Analyzing where technology will go should be done with the same mindset as analyzing the direction of financial markets: with skepticism, an open-mind, and an acceptance that predictions are largely impossible. This makes business planning difficult, but some trends are on a more sustained path than others. The demand for cloud computing is certain, helped by the growth of services like Pinterest, Dropbox, and Netflix. This observation was supported by growth on AWS, or Amazon Web Services. Amazon.com fueled its growth with aggressive pricing and rapid deployment times.
There are three trending topics making the news in recent weeks. We all seem to think the outcome of these trends are predictable, even though it is not entirely clear how things will play out. In attempting to forecast, first ask questions.
1. Galaxy Nexus 7
Google entered the tablet market by announcing Android 4, also known as Jelly Bean. The Google Android tablet, priced at a competitive $199, will run the latest Android system. Not to be outdone, Apple is rumored to be releasing a 7-inch tablet. Apple reported exceptionally strong earnings, helped by demand for its 4S phone and its iPad. “The New” iPad does not seem so new, with Google under-pricing Apple by more than a two-fold.
Will Nexus 7 successfully dethrone Apple’s dominance in tablets?
2. RIM “Death Spiral”
Research in Motion traded close to 80% below its 52-week high after reporting earnings that were worse than anyone predicted. That RIM was late in responding to Android’s invasion is a tiring but valid story. Currently, RIM is facing deterioration in margins due to Blackberry 10, a consequence of the “Osbourne Effect.” Its earnings were weak because the company sold more lower-end devices than the more expensive models.

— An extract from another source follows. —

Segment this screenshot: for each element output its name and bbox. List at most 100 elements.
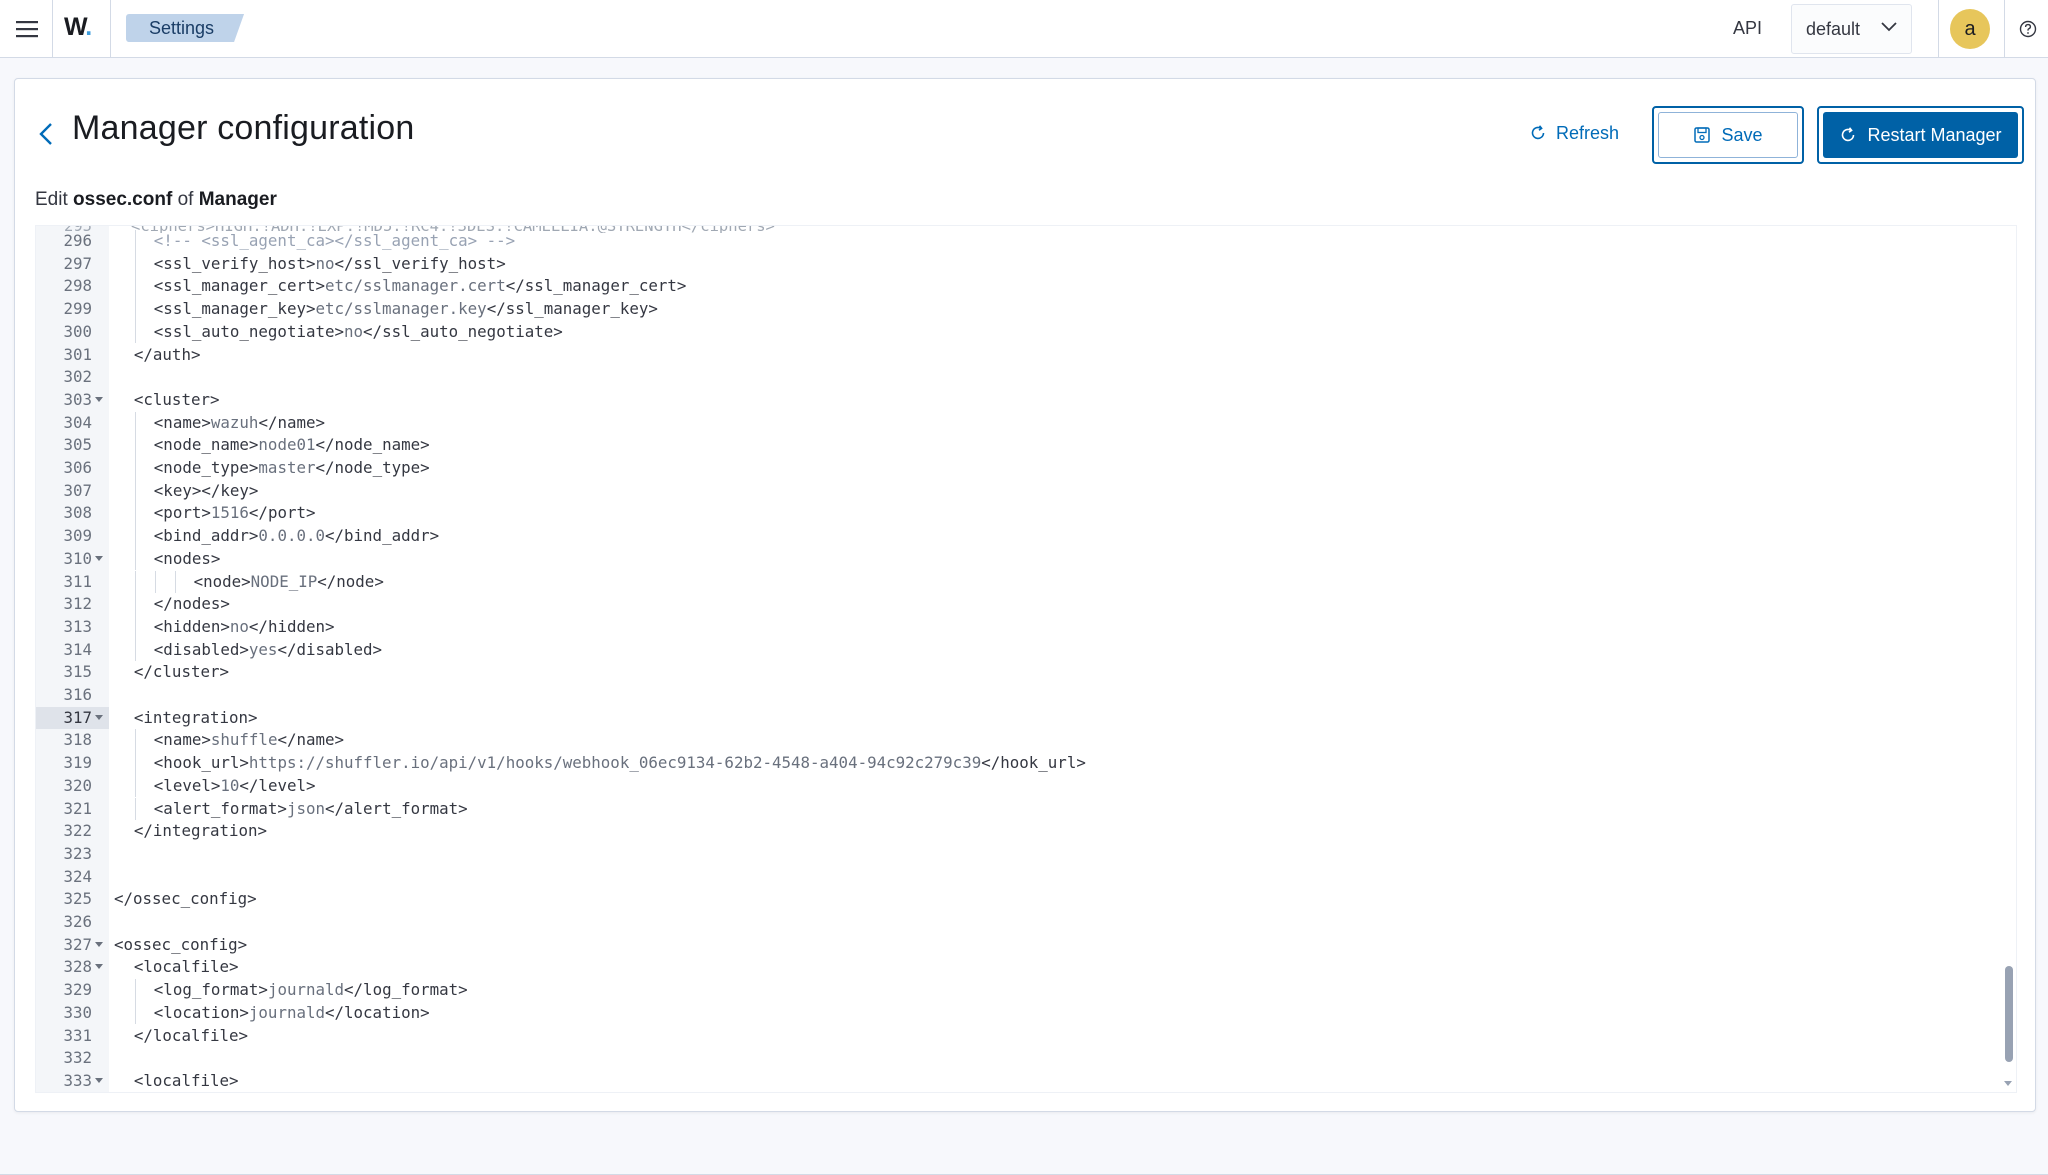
code-text: <disabled>yes</disabled> xyxy=(153,639,383,659)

In the short-term, RIM could do a number of things to stem its short-term decline:
I. Explain why Blackberry 10 is Delayed
II. Release Blackberry ‘Alpha’ on the Playbook
III. License Blackberry Messenger (“BBM”) to Windows Phone 7/8 and Google Android
IV. Pay 3rd Parties to Build Apps
V. Have a Plan ‘B’
VI. Offer Upgrade Path for Consumers buying Blackberry 7
VII. Focus on Core Strengths in the Interim
Will RIM be here next year?
3. Google+ vs. Facebook
Speaking from personal experience, something is happening to Facebook. After the company went public, activity on Facebook dropped dramatically. Seasonality may have something to do with it: in “liking” versus being outside in the summer, summer wins. Facebook also enforced email addresses on its users with negative reception, and will soon make “timeline” mandatory, to encourage users to keep coming back. Google+ appears to be yielding greater interactivity. Google shows “What’s Hot” posts on the stream effectively. My number of followers grew from under 100 to over 250.
Many Google+ notifications:
Google also added an events page to “celebrate what matters with the people who matter most.”
Even though your friends may not be on Google+, will you consider using it?